Его удивительное лицо навсегда врезывается ей в память. «Оттого ли, – пишет она, – что было лето, оттого ли, что он всегда был взволнован, оттого ли, что в нем уже сидела его смертная болезнь – сосудов, я никогда не видела его бледным, всегда розовым, желто-ярко-розовым, медным. От розовости этой усугублялась и синева глаз и серебро волос. Серебро, медь, лазурь – вот в каких цветах у меня остался Белый… Ходил он в пелерине… На нем выглядела крылаткой. Оттого он так и метался, что пелерина за ним повторяла, усугубляла каждый его жест, как разбухшая и разбушевавшаяся тень».

После разрыва с Асей в жизни Белого наступила темная полоса. Он стал пить и посещать подозрительные «Dielen»: он был одержим страстью к танцам. Его пьяная пляска в кабаках была страшна. Ходасевич называет ее «чудовищной мимодрамой, порой непристойной; кощунством над собой, дьявольской гримасой себе самому». Возвращаясь ночью домой, он раздевался догола и опять плясал. Так длилось месяцами. О пляске Белого пишет М. Цветаева: «Его фокстрот – чистейшее хлыстовство: даже не свистопляска, а (мое слово) – христопляска, то есть опять-таки „Серебряный голубь“, до которого он, к сорока годам, физически дотанцевался… Знаю, что передо мной был затравленный человек. Рожден затравленным».
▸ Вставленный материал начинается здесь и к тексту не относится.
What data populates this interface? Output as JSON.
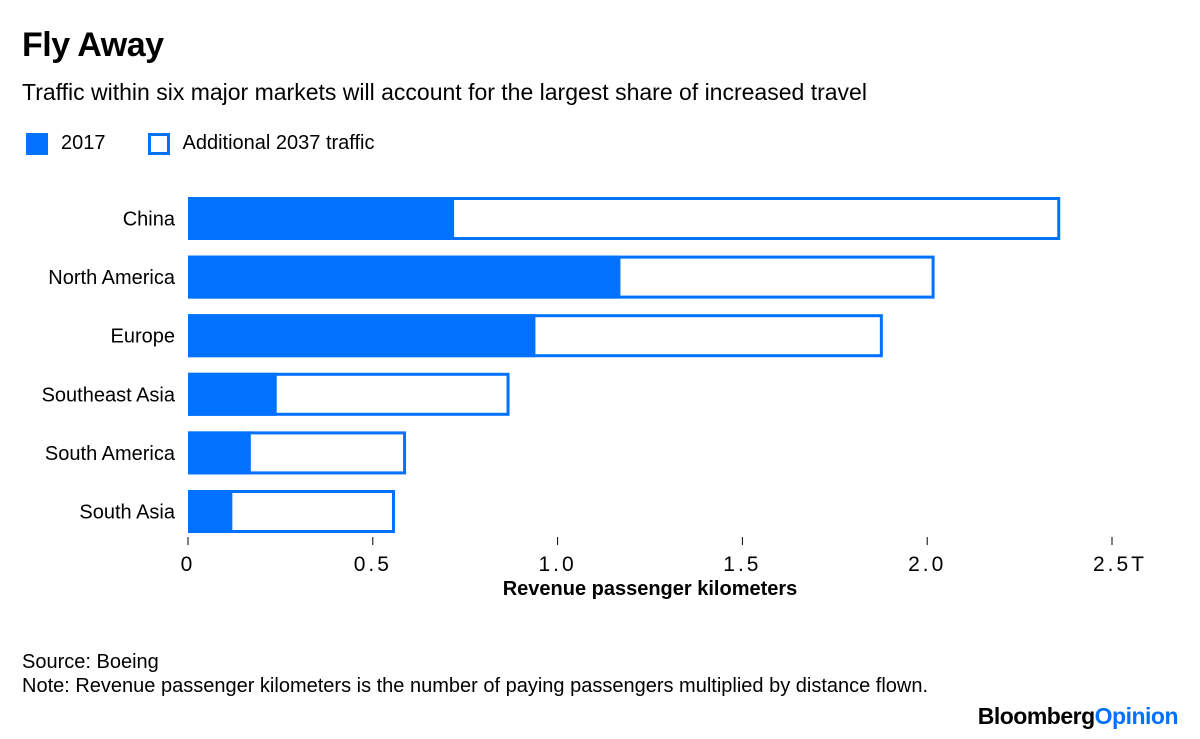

С тем же исступлением, с каким он предавался «радениям» в берлинских «танцульках», бросался он в писание. Писал до изнеможения, до потери сознания. Случалось ему писать чуть не печатный лист в один день. Чтобы забыть настоящее, погружался в прошлое, в воспоминания о Блоке.

«Новая боль (Ася), – замечает Ходасевич, – пробудила старую (Любовь Дмитриевна), и старая оказалась больнее новой: все, что в сердечной жизни Белого происходило после 1906 года, было только его попыткой залечить эту петербургскую рану».
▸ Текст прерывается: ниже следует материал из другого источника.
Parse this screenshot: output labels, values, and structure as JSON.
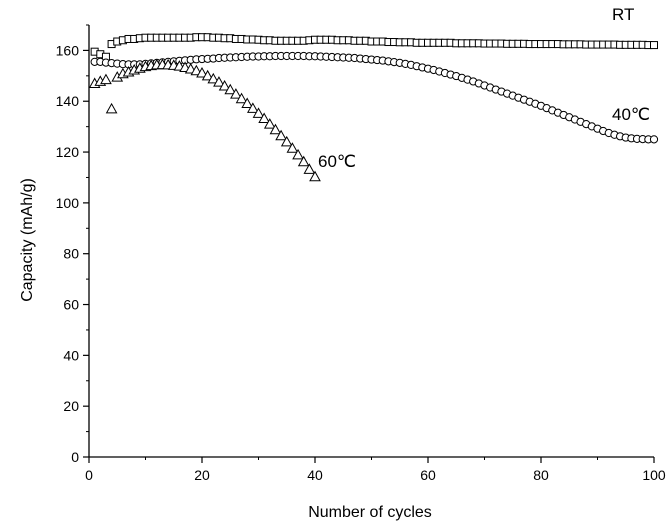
{
  "chart_data": {
    "type": "scatter",
    "title": "",
    "xlabel": "Number of cycles",
    "ylabel": "Capacity (mAh/g)",
    "xlim": [
      0,
      100
    ],
    "ylim": [
      0,
      170
    ],
    "xticks": [
      0,
      20,
      40,
      60,
      80,
      100
    ],
    "yticks": [
      0,
      20,
      40,
      60,
      80,
      100,
      120,
      140,
      160
    ],
    "grid": false,
    "legend": "none",
    "series": [
      {
        "name": "RT",
        "marker": "square",
        "x": [
          1,
          2,
          3,
          4,
          5,
          6,
          7,
          8,
          9,
          10,
          11,
          12,
          13,
          14,
          15,
          16,
          17,
          18,
          19,
          20,
          21,
          22,
          23,
          24,
          25,
          26,
          27,
          28,
          29,
          30,
          31,
          32,
          33,
          34,
          35,
          36,
          37,
          38,
          39,
          40,
          41,
          42,
          43,
          44,
          45,
          46,
          47,
          48,
          49,
          50,
          51,
          52,
          53,
          54,
          55,
          56,
          57,
          58,
          59,
          60,
          61,
          62,
          63,
          64,
          65,
          66,
          67,
          68,
          69,
          70,
          71,
          72,
          73,
          74,
          75,
          76,
          77,
          78,
          79,
          80,
          81,
          82,
          83,
          84,
          85,
          86,
          87,
          88,
          89,
          90,
          91,
          92,
          93,
          94,
          95,
          96,
          97,
          98,
          99,
          100
        ],
        "y": [
          159.5,
          158.5,
          157.5,
          162.5,
          163.5,
          164,
          164.5,
          164.5,
          164.8,
          165,
          165,
          165,
          165,
          165,
          165,
          165,
          165,
          165,
          165.2,
          165.2,
          165.2,
          165,
          165,
          164.8,
          164.8,
          164.5,
          164.5,
          164.3,
          164.3,
          164.2,
          164,
          164,
          163.8,
          163.8,
          163.8,
          163.8,
          163.8,
          163.8,
          164,
          164.2,
          164.2,
          164.2,
          164.2,
          164,
          164,
          164,
          163.8,
          163.8,
          163.8,
          163.5,
          163.5,
          163.5,
          163.3,
          163.3,
          163.2,
          163.2,
          163.2,
          163,
          163,
          163,
          163,
          163,
          163,
          163,
          162.8,
          162.8,
          162.8,
          162.8,
          162.8,
          162.7,
          162.7,
          162.7,
          162.7,
          162.6,
          162.6,
          162.6,
          162.6,
          162.5,
          162.5,
          162.5,
          162.5,
          162.5,
          162.5,
          162.4,
          162.4,
          162.4,
          162.4,
          162.3,
          162.3,
          162.3,
          162.3,
          162.3,
          162.3,
          162.2,
          162.2,
          162.2,
          162.2,
          162.2,
          162.1,
          162.1
        ]
      },
      {
        "name": "40℃",
        "marker": "circle",
        "x": [
          1,
          2,
          3,
          4,
          5,
          6,
          7,
          8,
          9,
          10,
          11,
          12,
          13,
          14,
          15,
          16,
          17,
          18,
          19,
          20,
          21,
          22,
          23,
          24,
          25,
          26,
          27,
          28,
          29,
          30,
          31,
          32,
          33,
          34,
          35,
          36,
          37,
          38,
          39,
          40,
          41,
          42,
          43,
          44,
          45,
          46,
          47,
          48,
          49,
          50,
          51,
          52,
          53,
          54,
          55,
          56,
          57,
          58,
          59,
          60,
          61,
          62,
          63,
          64,
          65,
          66,
          67,
          68,
          69,
          70,
          71,
          72,
          73,
          74,
          75,
          76,
          77,
          78,
          79,
          80,
          81,
          82,
          83,
          84,
          85,
          86,
          87,
          88,
          89,
          90,
          91,
          92,
          93,
          94,
          95,
          96,
          97,
          98,
          99,
          100
        ],
        "y": [
          155.5,
          155.5,
          155.2,
          155,
          154.8,
          154.6,
          154.5,
          154.5,
          154.5,
          154.7,
          154.9,
          155.1,
          155.3,
          155.5,
          155.7,
          155.9,
          156.1,
          156.3,
          156.5,
          156.6,
          156.7,
          156.8,
          157,
          157.1,
          157.2,
          157.3,
          157.4,
          157.5,
          157.6,
          157.6,
          157.7,
          157.7,
          157.8,
          157.8,
          157.8,
          157.8,
          157.8,
          157.8,
          157.7,
          157.7,
          157.6,
          157.5,
          157.4,
          157.3,
          157.2,
          157.1,
          157,
          156.8,
          156.6,
          156.4,
          156.2,
          156,
          155.7,
          155.4,
          155.1,
          154.7,
          154.3,
          153.8,
          153.3,
          152.8,
          152.3,
          151.7,
          151.1,
          150.5,
          149.9,
          149.2,
          148.5,
          147.8,
          147,
          146.2,
          145.4,
          144.6,
          143.8,
          143,
          142.2,
          141.4,
          140.6,
          139.8,
          139,
          138.2,
          137.3,
          136.4,
          135.5,
          134.6,
          133.7,
          132.8,
          131.9,
          131,
          130.1,
          129.2,
          128.3,
          127.5,
          126.8,
          126.2,
          125.7,
          125.4,
          125.2,
          125.1,
          125,
          125
        ]
      },
      {
        "name": "60℃",
        "marker": "triangle",
        "x": [
          1,
          2,
          3,
          4,
          5,
          6,
          7,
          8,
          9,
          10,
          11,
          12,
          13,
          14,
          15,
          16,
          17,
          18,
          19,
          20,
          21,
          22,
          23,
          24,
          25,
          26,
          27,
          28,
          29,
          30,
          31,
          32,
          33,
          34,
          35,
          36,
          37,
          38,
          39,
          40
        ],
        "y": [
          147,
          147.8,
          148.5,
          137,
          149.5,
          150.8,
          151.5,
          152.3,
          153,
          153.6,
          154,
          154.3,
          154.4,
          154.3,
          154.1,
          153.8,
          153.3,
          152.7,
          152,
          151.1,
          150,
          148.8,
          147.5,
          146,
          144.5,
          142.8,
          141,
          139.1,
          137.2,
          135.2,
          133.2,
          131,
          128.8,
          126.4,
          124,
          121.5,
          118.9,
          116.2,
          113.2,
          110.3
        ]
      }
    ],
    "annotations": [
      {
        "text": "RT",
        "series": "RT"
      },
      {
        "text": "40℃",
        "series": "40℃"
      },
      {
        "text": "60℃",
        "series": "60℃"
      }
    ]
  }
}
Белый был одержим воспоминаниями о той, которая когда-то, «в пять минут – уничтожила его». Он рассказывает Цветаевой о Петербурге, метели, «синем плаще».

Узел стягивался; Блок, его жена и Белый были в петле: ни развязать, ни разрубить… И вдруг прибавляет: «Я очень плохо с ней встретился в последний раз. В ней ничего от прежнего не осталось. Ничего. Пустота». А Блок продолжал ее любить. «О, он всю жизнь о ней заботился, как о больной, ее комната всегда была готова, она всегда могла вернуться… отдохнуть, но то было разбито, жизни шли врозь и никогда больше не сошлись».
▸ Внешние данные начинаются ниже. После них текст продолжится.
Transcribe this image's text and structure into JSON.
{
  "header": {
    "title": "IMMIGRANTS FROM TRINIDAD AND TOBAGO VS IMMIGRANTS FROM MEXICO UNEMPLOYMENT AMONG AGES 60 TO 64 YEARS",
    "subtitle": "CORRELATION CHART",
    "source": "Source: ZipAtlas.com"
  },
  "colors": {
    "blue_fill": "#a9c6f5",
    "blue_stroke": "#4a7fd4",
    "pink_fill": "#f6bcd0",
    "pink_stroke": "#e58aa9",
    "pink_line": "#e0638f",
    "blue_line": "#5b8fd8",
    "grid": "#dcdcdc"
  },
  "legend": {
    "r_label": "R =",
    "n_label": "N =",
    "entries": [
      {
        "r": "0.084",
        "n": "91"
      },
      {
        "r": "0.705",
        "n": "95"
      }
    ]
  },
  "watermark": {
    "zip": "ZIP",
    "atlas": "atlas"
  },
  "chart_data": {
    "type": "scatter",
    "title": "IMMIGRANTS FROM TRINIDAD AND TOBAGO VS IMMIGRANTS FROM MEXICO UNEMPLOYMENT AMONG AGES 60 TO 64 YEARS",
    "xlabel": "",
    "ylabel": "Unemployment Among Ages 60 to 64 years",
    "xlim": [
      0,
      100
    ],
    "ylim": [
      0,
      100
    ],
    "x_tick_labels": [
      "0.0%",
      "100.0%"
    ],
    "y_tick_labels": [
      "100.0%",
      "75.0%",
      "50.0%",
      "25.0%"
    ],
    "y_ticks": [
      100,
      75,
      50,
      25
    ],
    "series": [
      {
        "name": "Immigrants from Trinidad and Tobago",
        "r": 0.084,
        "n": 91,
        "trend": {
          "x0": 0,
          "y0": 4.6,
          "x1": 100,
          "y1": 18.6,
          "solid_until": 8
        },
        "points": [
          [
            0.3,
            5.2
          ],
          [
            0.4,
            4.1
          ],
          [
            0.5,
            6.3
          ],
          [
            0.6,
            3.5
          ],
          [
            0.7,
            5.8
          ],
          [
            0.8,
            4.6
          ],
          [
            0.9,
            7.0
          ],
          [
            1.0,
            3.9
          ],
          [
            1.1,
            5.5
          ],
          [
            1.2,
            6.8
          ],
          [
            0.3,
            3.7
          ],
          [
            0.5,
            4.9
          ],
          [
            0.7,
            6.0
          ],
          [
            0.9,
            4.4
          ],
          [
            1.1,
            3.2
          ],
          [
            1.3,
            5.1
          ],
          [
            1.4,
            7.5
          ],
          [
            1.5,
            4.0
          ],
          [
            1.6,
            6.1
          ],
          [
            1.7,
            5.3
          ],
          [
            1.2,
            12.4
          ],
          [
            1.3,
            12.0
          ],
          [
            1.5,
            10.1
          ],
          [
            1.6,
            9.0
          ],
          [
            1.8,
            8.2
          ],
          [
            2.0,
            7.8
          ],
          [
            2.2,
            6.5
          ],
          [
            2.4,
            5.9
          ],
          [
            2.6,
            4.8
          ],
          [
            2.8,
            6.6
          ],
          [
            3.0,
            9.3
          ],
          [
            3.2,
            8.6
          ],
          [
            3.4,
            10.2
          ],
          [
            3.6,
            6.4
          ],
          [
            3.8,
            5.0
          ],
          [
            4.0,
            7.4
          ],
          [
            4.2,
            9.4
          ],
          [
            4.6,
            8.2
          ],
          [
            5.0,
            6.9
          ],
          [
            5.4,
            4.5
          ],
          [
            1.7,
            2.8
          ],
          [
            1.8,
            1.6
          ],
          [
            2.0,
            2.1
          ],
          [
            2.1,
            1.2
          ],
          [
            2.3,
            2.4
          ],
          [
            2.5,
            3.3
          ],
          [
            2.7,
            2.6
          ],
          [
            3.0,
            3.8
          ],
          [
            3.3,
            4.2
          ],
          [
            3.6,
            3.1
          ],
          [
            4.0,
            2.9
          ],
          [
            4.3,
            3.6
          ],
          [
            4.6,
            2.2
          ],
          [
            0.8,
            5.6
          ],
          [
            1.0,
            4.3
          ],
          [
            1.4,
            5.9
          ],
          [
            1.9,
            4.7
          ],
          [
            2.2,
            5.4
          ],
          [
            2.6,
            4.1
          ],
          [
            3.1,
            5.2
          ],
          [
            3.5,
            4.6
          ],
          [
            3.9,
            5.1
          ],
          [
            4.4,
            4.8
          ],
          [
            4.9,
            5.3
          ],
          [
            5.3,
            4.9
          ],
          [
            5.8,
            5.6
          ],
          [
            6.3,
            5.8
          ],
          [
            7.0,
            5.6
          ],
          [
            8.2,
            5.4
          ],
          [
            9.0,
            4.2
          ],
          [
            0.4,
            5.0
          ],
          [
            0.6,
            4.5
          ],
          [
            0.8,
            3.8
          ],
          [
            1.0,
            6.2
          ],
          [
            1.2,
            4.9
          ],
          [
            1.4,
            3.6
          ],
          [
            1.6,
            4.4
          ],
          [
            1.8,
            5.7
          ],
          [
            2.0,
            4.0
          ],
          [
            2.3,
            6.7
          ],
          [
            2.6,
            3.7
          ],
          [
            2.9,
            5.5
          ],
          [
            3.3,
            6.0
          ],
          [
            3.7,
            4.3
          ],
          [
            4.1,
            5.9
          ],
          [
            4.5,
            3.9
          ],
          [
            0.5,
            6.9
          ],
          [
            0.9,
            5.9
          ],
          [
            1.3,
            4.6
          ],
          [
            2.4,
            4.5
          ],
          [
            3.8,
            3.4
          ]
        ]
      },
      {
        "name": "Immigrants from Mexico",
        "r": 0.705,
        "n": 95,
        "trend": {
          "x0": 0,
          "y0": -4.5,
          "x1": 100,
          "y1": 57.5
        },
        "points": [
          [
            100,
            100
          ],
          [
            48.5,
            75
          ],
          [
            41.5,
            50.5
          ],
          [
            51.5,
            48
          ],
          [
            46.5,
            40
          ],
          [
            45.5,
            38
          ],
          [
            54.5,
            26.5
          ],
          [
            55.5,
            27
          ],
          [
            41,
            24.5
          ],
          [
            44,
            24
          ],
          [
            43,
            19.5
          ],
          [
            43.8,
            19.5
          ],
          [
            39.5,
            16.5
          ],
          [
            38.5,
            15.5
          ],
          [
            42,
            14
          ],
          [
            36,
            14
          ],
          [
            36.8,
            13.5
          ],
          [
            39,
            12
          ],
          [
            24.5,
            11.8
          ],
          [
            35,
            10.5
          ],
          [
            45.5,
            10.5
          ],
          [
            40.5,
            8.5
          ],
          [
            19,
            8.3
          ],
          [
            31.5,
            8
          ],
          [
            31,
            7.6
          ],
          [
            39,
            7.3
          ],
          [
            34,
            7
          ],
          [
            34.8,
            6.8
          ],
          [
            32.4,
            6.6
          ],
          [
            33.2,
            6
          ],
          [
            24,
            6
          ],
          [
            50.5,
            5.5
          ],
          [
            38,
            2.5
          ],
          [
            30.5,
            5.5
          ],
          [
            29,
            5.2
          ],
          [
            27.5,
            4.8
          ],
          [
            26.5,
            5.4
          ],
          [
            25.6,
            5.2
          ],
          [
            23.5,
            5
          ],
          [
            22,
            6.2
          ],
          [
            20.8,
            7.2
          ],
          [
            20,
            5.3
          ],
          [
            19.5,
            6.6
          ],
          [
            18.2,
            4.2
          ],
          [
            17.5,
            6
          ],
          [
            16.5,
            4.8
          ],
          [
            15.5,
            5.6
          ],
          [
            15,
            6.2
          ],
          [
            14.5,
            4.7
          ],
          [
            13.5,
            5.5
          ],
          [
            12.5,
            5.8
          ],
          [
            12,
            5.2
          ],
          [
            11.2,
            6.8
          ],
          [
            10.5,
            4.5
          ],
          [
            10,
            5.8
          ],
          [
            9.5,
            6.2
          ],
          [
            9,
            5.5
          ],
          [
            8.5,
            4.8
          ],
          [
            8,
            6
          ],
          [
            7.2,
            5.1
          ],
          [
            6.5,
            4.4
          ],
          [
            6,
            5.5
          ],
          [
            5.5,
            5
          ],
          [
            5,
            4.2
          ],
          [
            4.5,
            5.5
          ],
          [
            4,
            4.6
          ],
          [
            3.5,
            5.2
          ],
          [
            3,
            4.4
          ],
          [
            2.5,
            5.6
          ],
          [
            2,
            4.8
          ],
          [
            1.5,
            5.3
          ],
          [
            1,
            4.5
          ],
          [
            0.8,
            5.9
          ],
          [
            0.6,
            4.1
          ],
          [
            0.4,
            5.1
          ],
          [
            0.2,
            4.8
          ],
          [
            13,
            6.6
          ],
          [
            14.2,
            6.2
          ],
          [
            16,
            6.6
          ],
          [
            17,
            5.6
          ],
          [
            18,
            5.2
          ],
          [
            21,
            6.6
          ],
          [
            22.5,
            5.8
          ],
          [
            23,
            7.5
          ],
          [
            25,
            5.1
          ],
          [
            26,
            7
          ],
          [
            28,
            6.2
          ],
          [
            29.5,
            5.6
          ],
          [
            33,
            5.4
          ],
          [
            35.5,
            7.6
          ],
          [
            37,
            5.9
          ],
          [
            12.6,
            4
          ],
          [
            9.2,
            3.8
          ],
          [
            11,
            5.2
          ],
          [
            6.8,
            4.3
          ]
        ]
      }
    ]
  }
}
В ноябре 1923 года М. Цветаева в Праге получает отчаянное письмо от Белого из Берлина: он умоляет ее найти ему комнату рядом с ней. «Я измучен! Я истерзан! – восклицает он. – К вам под крыло! Моя жизнь этот год – кошмар. Вы мое единственное спасение. Сделайте чудо! Устройте! Укройте!» Цветаева отвечает, что комната есть и что М.Л. Слоним обещает устроить ему стипендию. Но письмо ее до Белого не доходит: в тот самый день, когда взывал к ней о помощи, он уехал в Россию: его увезла старая приятельница – антропософ-ка К.Н. Васильева, на которой он впоследствии женился. По словам Ходасевича, последние дни перед отъездом Белый «в состоянии неполной вменяемости» рвал свои отношения с эмигрантами, искал ссор с бывшими друзьями. После его отъезда хозяйка пансиона, в котором он жил в Берлине, принесла Ходасевичу груду «забытых» им рукописей; тот передал их одному лицу, обещавшему переправить их в Москву. Судьба их неизвестна.